How long should it take to preheat?

I’m in my garage in Chicago and it’s a bit cold and will be getting colder. I don’t want to overtax this thing (new user) so I’m wondering how long it should take to preheat to like 428 or so. I’m trying to determine what ‘normal’ is and what to expect going into winter.

My room isn’t all that cold probably around 20 deg.C(really need to get myself a thermometer) but when I’ve been pre-heating to 230-250 deg.C(above 428F) it usually switches to charge-mode within 20-25min.

1 Like

I always do a 30 min warm up routine to make sure the roaster has good thermal energy throughout. After turning it on I take it up to max temp (310 C), then bring it back down to the needed preheat temp.

Before first roast of the day sometimes I run the machine empty for a few minutes. I wait for “Charge”, then I remove the bean chute plug and wait for “Roasting Started”. I let it go for about 5 minutes.

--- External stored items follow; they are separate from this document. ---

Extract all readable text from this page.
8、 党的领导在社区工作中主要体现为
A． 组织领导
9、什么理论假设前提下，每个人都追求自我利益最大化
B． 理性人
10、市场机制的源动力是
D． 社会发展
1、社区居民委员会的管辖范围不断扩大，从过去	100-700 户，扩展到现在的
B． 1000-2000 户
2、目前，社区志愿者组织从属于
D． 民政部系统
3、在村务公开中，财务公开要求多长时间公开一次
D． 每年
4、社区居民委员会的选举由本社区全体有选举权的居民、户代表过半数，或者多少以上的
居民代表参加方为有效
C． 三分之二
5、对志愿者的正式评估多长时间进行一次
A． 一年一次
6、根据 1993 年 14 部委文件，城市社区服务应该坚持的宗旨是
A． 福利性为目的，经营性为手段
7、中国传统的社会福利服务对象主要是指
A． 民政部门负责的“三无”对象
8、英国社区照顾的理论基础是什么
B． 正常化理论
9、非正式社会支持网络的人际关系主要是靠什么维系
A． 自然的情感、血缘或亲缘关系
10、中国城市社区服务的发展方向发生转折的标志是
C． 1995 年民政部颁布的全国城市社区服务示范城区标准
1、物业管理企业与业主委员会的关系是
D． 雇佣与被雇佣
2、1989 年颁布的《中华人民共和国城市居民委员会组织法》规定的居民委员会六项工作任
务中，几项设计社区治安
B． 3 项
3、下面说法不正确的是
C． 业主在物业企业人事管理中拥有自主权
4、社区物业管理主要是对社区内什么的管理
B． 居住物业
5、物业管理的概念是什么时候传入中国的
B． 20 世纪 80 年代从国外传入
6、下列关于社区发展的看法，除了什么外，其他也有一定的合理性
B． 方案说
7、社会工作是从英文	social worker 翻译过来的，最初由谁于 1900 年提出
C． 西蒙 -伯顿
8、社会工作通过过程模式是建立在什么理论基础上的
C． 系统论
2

I don’t let it get extremely hot. I try to keep the IBTS near the PH setting. I use lots of fan. I guess I could make a recipe for this.

2 Likes

As a generalization the criteria might better be temperature than time.

For the first roast I use a very long pre-heat watching BT for when it becomes a flat line (the BT Predictor will guide that). On subsequent roasts BT will initially be too high for this criteria, so after beans are dropped I have to let BT decay to about the same point where I started the preceding roast.

With the pre-heat of 392°F I often use, BT will stabilize at somewhere around 290°F and that becomes the point where I charge the beans for all the roasts (room ambient becomes involved with weather extremes).

My pre-heat is pretty low compared to what many here want to use so it may not work for you. And it takes more roast time than some want to invest waiting for temperature to settle. The lower pre-heat also dictates a longer roast (nearly 15 min to 2C) to get the same end temperature as a slightly higher pre-heat would have allowed. Also I’m using what’s referred to as a heat-soak which dictates slower increases of roast heat.

It’s complicated. Just something to chew on till the next roast session.